For an AI coding agent, that matters because software work is often uneven. Some tasks are direct. Others only reveal their difficulty after the model has inspected more code, followed dependencies, or tried to reason through a change. OpenAI is presenting GPT-5-Codex as better suited to that kind of work because it can change course on timing after the task has begun.

Benchmarks, refactoring, and code review

OpenAI says GPT-5-Codex outperforms GPT-5 on SWE-bench Verified, a benchmark focused on agentic coding abilities. The company also says the new model performs better on a benchmark that measures code refactoring tasks from large, established repositories.

Those claims fit the product direction. Codex is not just a chat interface for code snippets. It is an agent intended to operate across real development environments, including terminal, IDE, GitHub, and ChatGPT workflows. Better results on agentic coding and refactoring benchmarks suggest OpenAI is trying to strengthen Codex for tasks that require more than a single answer.
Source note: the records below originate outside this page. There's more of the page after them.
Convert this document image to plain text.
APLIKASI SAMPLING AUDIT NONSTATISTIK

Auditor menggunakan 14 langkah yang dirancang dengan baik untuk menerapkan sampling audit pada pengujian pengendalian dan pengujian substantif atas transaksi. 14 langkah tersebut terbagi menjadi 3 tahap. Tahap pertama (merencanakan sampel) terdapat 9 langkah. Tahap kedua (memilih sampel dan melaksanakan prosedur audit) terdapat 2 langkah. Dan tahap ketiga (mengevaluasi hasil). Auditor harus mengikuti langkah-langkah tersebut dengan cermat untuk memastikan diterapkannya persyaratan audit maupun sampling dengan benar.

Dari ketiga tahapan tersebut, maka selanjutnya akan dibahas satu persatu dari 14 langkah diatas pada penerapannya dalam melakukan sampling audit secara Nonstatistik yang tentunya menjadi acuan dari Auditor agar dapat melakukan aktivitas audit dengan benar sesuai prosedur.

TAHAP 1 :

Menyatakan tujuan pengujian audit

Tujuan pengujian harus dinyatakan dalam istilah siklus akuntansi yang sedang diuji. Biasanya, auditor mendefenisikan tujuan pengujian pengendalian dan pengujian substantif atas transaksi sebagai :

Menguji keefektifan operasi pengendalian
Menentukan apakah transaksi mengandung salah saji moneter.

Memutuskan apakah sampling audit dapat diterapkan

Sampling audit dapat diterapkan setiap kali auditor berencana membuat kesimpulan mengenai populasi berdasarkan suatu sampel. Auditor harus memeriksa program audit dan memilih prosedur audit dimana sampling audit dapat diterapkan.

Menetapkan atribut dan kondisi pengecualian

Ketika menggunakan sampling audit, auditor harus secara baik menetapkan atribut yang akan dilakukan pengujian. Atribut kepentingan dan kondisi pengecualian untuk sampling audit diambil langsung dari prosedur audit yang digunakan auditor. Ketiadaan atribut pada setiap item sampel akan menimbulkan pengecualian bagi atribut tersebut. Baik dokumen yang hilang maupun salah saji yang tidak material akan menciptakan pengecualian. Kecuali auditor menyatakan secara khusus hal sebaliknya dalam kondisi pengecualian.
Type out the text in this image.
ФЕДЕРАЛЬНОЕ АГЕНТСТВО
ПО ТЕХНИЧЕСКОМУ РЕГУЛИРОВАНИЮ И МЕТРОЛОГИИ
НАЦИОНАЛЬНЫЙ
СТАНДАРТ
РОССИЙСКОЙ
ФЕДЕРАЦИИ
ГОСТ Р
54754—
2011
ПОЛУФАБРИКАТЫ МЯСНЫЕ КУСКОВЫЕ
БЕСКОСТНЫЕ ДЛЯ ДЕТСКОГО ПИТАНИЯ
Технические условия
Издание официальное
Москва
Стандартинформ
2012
OpenAI also trained GPT-5-Codex for code reviews. The company asked experienced software engineers to evaluate the model's review comments. According to OpenAI, those engineers found that GPT-5-Codex submitted fewer incorrect comments and added more "high-impact comments."

That code review focus is important because review quality is different from simply producing code. A useful review needs to identify meaningful issues without distracting users with incorrect or low-value feedback. OpenAI's claim is not just that GPT-5-Codex can comment more, but that its comments are more useful and less often wrong.

A crowded race for AI coding tools

The GPT-5-Codex rollout is also a competitive move. OpenAI is trying to make Codex more compelling in a market that has become much more crowded in the last year because of intense user demand.

The source article points to several signs of that pressure. Cursor surpassed $500 million in ARR earlier in 2025. Windsurf, a similar code editor, was the subject of a chaotic acquisition attempt that split its team between Google and Cognition.

Against that backdrop, Codex needs to compete not only on model quality but also on where users can work with it. OpenAI's distribution across terminal, IDE, GitHub, and ChatGPT gives the company several entry points into developer workflows. GPT-5-Codex is the model update meant to make those entry points more capable.

The main promise is straightforward: Codex should be able to spend the right amount of time on the coding task in front of it. OpenAI is arguing that adaptive effort, better benchmark results, improved refactoring ability, and stronger code review comments make GPT-5-Codex a more effective model for agentic software work.